New publications:
_________________________________________________________________________
New Corpora
(1) H1
Children's Writing was developed by the Cooperative State
University Baden-Württemberg, University of
Education. It consists of 996 texts
written over three months by 88 German school children age seven through eleven
years.
Texts were written within
regular class settings. The students were presented with a picture and were
asked to write a story, to describe the picture or if unable to write a text,
to list what they saw in the picture. The pictures were designed to enhance the
output with respect to important spelling error categories, namely, the marking
of short vowels with a silent consonant letter and the correct spelling of the
long vowel. The children were allowed at least 15 minutes to write the texts.
This exercise was repeated weekly for 12 weeks.
Most of the participants
were multilingual.
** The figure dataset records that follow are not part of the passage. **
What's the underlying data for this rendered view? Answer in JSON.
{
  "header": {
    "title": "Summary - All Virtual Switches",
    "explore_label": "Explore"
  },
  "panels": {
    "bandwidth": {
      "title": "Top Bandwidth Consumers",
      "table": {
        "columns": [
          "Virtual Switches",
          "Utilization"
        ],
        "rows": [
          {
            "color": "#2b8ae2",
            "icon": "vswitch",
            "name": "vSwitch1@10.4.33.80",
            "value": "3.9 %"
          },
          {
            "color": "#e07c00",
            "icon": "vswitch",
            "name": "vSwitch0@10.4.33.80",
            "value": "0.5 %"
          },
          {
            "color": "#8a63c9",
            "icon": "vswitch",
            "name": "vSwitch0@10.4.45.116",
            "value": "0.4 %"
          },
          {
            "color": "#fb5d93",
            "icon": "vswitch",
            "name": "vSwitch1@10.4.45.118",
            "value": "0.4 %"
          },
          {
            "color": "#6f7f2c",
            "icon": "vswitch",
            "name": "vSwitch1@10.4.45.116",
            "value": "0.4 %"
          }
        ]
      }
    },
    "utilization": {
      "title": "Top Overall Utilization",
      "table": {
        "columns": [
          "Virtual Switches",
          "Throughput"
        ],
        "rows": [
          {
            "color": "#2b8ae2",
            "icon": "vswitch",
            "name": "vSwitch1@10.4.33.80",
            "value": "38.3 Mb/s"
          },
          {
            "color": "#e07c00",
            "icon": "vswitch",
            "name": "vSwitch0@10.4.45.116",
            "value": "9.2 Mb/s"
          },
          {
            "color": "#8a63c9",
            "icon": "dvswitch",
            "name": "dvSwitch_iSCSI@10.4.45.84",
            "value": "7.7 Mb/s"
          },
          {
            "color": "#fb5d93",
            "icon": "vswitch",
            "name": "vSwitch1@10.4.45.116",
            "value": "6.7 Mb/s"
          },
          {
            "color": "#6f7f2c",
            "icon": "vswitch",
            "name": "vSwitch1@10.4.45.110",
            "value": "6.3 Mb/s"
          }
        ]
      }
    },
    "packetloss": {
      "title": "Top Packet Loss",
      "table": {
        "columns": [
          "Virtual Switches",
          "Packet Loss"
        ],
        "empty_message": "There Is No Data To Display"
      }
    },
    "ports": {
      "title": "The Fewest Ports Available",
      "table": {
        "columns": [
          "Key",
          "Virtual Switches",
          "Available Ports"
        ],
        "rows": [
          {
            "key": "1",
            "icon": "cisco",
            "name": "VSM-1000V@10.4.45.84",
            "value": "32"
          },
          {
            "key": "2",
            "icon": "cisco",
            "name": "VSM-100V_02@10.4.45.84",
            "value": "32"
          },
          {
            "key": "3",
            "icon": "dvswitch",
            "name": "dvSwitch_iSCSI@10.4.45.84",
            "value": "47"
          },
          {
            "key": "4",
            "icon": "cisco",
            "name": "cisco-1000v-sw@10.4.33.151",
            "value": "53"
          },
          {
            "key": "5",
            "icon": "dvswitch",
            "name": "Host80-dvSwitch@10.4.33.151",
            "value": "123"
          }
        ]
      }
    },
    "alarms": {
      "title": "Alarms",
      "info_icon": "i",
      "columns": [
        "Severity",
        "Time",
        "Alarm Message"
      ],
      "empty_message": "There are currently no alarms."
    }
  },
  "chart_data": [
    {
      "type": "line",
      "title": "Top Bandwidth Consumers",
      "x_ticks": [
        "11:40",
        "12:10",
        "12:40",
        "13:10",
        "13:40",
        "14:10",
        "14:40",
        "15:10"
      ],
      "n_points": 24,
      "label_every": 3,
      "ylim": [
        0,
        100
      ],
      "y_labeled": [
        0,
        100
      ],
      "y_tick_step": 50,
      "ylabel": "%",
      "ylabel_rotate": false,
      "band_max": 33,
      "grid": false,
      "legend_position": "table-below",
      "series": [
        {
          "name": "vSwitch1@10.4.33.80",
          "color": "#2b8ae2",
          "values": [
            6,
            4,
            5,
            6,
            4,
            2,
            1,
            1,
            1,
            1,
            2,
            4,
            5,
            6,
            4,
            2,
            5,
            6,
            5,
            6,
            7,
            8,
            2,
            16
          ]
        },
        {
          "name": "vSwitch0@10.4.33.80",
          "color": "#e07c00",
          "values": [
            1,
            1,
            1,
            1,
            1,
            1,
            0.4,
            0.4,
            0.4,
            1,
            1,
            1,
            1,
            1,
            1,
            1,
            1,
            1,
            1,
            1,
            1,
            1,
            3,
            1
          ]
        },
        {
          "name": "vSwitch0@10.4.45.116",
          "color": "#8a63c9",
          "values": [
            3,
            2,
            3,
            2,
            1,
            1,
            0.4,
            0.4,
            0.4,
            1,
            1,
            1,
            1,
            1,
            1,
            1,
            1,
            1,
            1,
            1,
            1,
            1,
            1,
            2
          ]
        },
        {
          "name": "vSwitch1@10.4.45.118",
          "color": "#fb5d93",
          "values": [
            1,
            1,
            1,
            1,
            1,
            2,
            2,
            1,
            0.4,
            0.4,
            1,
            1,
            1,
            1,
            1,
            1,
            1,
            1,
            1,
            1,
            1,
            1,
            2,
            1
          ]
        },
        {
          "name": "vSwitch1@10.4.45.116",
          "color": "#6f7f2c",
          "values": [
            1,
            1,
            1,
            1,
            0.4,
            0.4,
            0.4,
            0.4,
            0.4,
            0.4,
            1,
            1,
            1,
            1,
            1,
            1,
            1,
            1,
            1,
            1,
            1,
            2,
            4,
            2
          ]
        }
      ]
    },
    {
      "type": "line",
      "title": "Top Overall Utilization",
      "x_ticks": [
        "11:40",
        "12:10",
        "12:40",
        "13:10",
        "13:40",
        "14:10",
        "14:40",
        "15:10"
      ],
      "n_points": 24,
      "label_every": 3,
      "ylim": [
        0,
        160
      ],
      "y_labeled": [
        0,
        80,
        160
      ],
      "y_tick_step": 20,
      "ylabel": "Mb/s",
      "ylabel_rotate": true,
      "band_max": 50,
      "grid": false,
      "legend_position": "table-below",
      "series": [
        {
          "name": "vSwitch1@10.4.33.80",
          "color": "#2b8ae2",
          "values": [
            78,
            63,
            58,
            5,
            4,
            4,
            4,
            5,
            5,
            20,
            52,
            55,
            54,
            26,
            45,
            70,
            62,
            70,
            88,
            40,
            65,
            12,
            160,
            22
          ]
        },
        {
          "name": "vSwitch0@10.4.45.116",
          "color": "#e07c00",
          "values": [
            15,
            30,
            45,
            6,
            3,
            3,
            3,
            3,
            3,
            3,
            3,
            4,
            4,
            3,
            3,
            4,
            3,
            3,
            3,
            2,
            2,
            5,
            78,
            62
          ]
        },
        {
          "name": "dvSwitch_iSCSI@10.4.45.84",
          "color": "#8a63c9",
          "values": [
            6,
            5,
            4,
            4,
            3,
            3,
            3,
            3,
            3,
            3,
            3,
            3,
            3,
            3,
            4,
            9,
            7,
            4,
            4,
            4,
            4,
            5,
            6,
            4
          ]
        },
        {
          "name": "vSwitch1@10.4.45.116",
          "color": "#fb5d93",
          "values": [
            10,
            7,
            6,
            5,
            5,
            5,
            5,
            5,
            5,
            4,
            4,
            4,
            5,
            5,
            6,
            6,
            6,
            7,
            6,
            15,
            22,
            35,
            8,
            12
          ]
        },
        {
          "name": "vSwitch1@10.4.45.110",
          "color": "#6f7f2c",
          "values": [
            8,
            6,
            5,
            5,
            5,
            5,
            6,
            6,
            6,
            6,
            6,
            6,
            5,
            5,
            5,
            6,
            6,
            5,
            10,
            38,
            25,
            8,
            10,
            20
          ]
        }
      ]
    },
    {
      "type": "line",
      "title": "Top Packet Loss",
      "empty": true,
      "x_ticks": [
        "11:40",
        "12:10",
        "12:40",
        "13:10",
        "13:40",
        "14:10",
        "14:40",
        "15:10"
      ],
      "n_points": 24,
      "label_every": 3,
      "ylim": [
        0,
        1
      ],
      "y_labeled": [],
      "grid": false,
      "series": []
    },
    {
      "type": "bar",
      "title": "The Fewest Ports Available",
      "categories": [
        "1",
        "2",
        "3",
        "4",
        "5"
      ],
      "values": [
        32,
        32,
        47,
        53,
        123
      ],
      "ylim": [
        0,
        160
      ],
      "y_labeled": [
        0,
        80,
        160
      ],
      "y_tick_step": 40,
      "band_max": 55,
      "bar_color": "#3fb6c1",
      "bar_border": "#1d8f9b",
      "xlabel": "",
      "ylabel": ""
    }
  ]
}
The metadata with this releases includes: school week of
collection; school type (always elementary school); age; gender;
grade/classroom; language spoken at home; and school materials used for German
(Jojo).
In all, 996 texts
representing 62,764 tokens were collected. The texts were digitized in two
forms: (1) the original text, including all errors (achieved), and (2) the
intended (target) text, where all spelling errors were removed. Annotations
were added to both the achieved text and the target text to distinguish words
that should not be analyzed for spelling errors, such as names or foreign
words. For sentence-level analysis, syntax errors were annotated by marking
substitutions, deletions and insertions at the word level. In such cases, the
used word was analyzed for spelling, and the correct word was used for sentence
structure analysis.
Original handwriting is
presented as pdf documents and the converted text as UTF-8 plain text in csv
documents.
H1 Children's Writing is distributed via web download.
2016 Subscription Members will automatically receive two
copies of this corpus. 2016 Standard Members may request a copy as part of
their 16 free membership corpora. Non-members may license this data for a fee.
*
(2) GALE
Phase 4 Arabic Broadcast Conversation Parallel Sentences was developed by LDC. Along with other corpora, the
parallel text in this release comprised training data for Phase 4 of the DARPA
GALE (Global Autonomous Language Exploitation) Program. This corpus contains
Modern Standard Arabic source sentences and corresponding English translations
selected from broadcast conversation data collected by LDC in 2007 and 2008 and
transcribed and translated by LDC or under its direction.
GALE Phase 4 Arabic Broadcast Conversation Parallel
Sentences is distributed via web download.
2016 Subscription Members will automatically receive two
copies of this corpus. 2016 Standard Members may request a copy as part of
their 16 free membership corpora. Non-members may license this data for
a fee.
*
(3) HAVIC
Pilot Transcription was developed by LDC and is
comprised of approximately 72 hours of user-generated videos with transcripts
based on the English speech audio extracted from the videos. This data set was
created in collaboration with NIST (the National
Institute of Standards and Technology) as part of the HAVIC (the Heterogeneous Audio Visual Internet Collection)
project, the goal of which is to advance multimodal event detection and related
technologies.
Annotators generated the transcripts using XTrans, which supports manual transcription across multiple channels, languages and platforms. HAVIC transcription guidelines are included in the documentation for this release. All transcription files are in .tdf format, a plain-text, flat-table format with 13 tab-delimited fields. All video files are in .mp4 format (h264), with varying bit-rates and levels of audio fidelity and video resolution.
HAVIC Pilot Transcription
is distributed via web download.
2016 Subscription Members will automatically receive two
copies of this corpus. 2016 Standard Members may request a copy as part of
their 16 free membership corpora. Non-members may license this data for a fee.